# What ever happend to "My Local 3 website?



## NYC3 (Apr 15, 2011)

What ever happend to "My Local 3 website? :whistling2:


----------



## B4T (Feb 10, 2009)

Maybe a big rat ate it.. :laughing:


----------



## HARRY304E (Sep 15, 2010)

B4T said:


> Maybe a big rat ate it.. :laughing:


 :laughing::laughing::laughing:


----------



## robnj772 (Jan 15, 2008)

B4T said:


> Maybe a big rat ate it.. :laughing:


 :lol:
:lol::lol:


----------



## BBQ (Nov 16, 2010)

B4T said:


> Maybe a big rat ate it.. :laughing:



:laughing:

These babies even brought a heater with them, look under the staging.:laughing:


----------



## brian john (Mar 11, 2007)

Lack of interest?
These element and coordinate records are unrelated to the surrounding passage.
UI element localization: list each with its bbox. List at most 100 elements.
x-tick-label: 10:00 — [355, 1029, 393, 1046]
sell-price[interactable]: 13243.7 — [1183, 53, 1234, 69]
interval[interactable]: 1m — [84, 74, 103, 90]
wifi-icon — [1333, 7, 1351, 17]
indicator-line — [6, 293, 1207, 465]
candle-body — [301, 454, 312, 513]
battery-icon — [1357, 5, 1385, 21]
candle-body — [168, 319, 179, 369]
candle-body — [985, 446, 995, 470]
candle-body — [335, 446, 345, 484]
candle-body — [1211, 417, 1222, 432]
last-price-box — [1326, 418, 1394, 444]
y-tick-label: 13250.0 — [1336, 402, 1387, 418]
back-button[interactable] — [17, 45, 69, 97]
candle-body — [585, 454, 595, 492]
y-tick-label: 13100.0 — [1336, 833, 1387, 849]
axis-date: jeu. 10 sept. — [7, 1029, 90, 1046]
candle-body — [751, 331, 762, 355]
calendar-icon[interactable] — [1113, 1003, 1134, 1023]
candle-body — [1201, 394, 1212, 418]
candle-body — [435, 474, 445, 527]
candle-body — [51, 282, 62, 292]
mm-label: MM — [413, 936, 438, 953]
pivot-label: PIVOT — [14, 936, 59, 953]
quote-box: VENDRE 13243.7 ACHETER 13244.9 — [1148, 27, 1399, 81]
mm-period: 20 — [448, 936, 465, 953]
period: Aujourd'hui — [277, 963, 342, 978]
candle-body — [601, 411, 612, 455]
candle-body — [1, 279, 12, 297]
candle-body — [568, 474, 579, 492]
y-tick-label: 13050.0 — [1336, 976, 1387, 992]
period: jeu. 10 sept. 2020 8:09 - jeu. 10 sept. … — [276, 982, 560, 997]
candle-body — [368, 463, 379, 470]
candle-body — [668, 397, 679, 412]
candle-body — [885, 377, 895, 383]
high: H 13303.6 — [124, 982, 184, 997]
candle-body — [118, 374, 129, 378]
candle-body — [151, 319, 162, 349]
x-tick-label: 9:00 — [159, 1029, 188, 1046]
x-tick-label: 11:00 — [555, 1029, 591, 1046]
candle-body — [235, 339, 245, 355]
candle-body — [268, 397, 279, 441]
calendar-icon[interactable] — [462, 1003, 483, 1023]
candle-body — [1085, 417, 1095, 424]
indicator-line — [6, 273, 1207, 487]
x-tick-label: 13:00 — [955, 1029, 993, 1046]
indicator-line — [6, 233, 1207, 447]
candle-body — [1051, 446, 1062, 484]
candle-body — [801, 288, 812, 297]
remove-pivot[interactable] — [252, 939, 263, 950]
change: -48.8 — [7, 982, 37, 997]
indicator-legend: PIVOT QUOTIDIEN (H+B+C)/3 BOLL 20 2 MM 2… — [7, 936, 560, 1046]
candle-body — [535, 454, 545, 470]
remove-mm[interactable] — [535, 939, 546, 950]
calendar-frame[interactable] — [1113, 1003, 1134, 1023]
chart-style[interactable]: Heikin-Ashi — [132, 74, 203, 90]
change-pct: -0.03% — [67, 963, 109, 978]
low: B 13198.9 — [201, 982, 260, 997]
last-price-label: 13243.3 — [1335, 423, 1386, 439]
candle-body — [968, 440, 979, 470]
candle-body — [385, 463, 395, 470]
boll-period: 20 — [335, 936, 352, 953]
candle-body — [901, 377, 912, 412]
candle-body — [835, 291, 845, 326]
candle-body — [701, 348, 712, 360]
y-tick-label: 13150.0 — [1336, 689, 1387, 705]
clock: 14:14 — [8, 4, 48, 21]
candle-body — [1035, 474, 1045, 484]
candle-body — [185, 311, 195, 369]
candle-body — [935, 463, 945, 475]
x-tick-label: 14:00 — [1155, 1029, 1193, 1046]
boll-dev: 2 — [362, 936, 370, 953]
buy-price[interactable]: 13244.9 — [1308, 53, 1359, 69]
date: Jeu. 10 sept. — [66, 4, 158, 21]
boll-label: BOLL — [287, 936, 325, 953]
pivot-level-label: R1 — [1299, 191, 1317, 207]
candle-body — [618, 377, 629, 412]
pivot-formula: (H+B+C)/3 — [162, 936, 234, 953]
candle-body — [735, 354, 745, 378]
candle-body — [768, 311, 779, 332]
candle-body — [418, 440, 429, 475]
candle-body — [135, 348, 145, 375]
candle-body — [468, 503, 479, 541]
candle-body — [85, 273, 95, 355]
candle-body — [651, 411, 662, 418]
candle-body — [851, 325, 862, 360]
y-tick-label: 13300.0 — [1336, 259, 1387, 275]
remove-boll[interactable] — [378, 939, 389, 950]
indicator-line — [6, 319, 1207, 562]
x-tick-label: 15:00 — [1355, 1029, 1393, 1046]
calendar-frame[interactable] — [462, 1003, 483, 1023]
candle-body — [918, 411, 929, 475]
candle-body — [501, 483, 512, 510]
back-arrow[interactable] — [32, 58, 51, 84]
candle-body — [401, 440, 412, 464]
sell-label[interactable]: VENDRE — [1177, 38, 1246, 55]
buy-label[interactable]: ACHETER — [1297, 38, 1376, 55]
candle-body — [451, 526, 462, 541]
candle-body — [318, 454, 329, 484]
Lack of funding? Lack of caring?


----------



## Sparky3 (Nov 21, 2010)

brian john said:


> Lack of interest? Lack of funding? Lack of caring?


Moderator had to shut it down.


----------



## brian john (Mar 11, 2007)

Sparky3 said:


> Moderator had to shut it down.


 
WHY?

Not a IBEW endorsed site?


----------